Djerassi Resident Artists Program
- Formation: 1979
- Type: 501(c)(3) nonprofit organization
- Purpose: to enhance the creativity of artists through the residency program and to preserve the land on which the program is situated
- Website: https://djerassi.org/

= Djerassi Artists Residency =

Artists & writers residency in California

The Djerassi Artists Residency, also known as the Djerassi Resident Artists Program, is an artists and writers residency in San Mateo County, California, south of Woodside. The residency sits on a 583-acre former cattle ranch with a 12-sided barn converted into artist studios. Djerassi hosts 10 to 12 artists at a time for its month-long residencies, from March to November.

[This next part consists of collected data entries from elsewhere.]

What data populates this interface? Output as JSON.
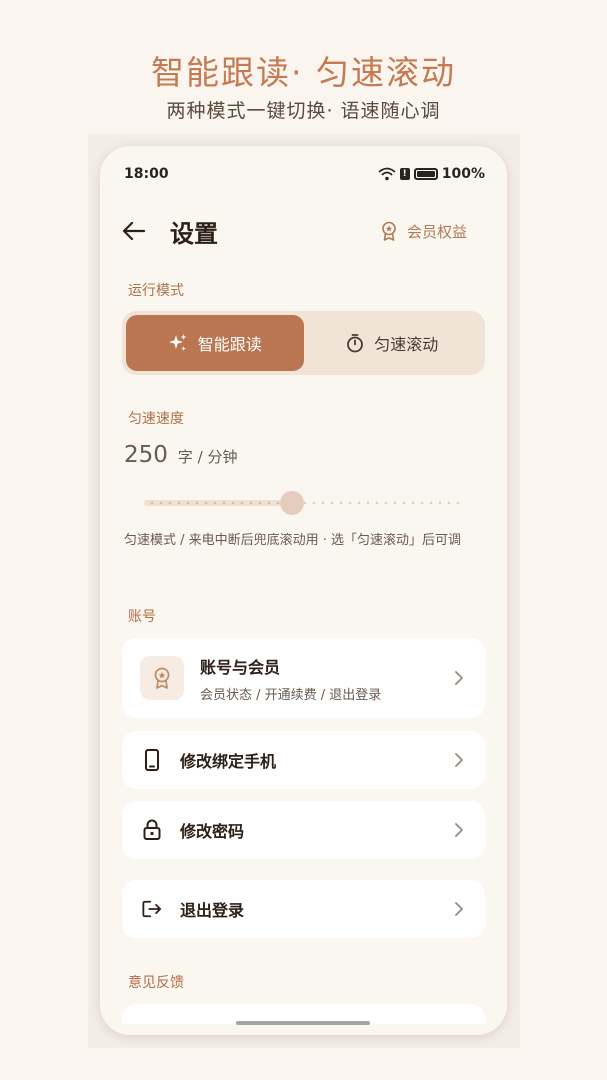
{
  "promo": {
    "headline": "智能跟读·  匀速滚动",
    "subline": "两种模式一键切换·  语速随心调"
  },
  "status_bar": {
    "time": "18:00",
    "battery": "100%"
  },
  "nav": {
    "title": "设置",
    "member_link": "会员权益"
  },
  "run_mode": {
    "label": "运行模式",
    "options": [
      {
        "label": "智能跟读",
        "icon": "sparkle-icon",
        "selected": true
      },
      {
        "label": "匀速滚动",
        "icon": "timer-icon",
        "selected": false
      }
    ]
  },
  "speed": {
    "label": "匀速速度",
    "value": "250",
    "unit": "字 / 分钟",
    "slider_fraction": 0.46,
    "hint": "匀速模式 / 来电中断后兜底滚动用 · 选「匀速滚动」后可调"
  },
  "account": {
    "label": "账号",
    "member_card": {
      "title": "账号与会员",
      "subtitle": "会员状态 / 开通续费 / 退出登录",
      "icon": "member-badge-icon"
    },
    "rows": [
      {
        "label": "修改绑定手机",
        "icon": "phone-icon"
      },
      {
        "label": "修改密码",
        "icon": "lock-icon"
      },
      {
        "label": "退出登录",
        "icon": "logout-icon"
      }
    ]
  },
  "feedback": {
    "label": "意见反馈"
  },
  "colors": {
    "accent": "#b97651",
    "accent_text": "#c57a52",
    "background": "#faf6f0",
    "segment_bg": "#f1e4d6"
  }
}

The facilities include lodging with chef-prepared weekday dinners, living quarters, the Artists’ Barn (with multiple studios) and Old Barn (an installation and performance space). Djerassi is located in the Santa Cruz Mountains less than 40 miles south of San Francisco and overlooks the Pacific Ocean. Since Djerassi began, it has provided over 2,500 residencies to visual artists, composers, choreographers, media artists, writers and scientists from all 50 states and 54 countries. In addition, the Djerassi Hiking Program provides public access to the property and has expanded to include private hikes and specialty excursions, such as a five-hour walking meditation and sound immersion experience. An annual open house event allows visitors to explore the facilities, go on sculpture tours, meet the artists and enjoy performances. The residency has a dual mission: to enhance the creativity of artists and to preserve the land on which the program is situated.

== History ==
The program was co-founded in 1979 by Carl Djerassi, the inventor of the birth control pill, and Diane Middlebrook. The residency is competitive and held at no cost to the artists. Originally a women-only residency program in honor of Djerassi's artist daughter Pamela Djerassi Bush, lost to suicide at age 28 in 1978, the program later expanded to welcome all genders.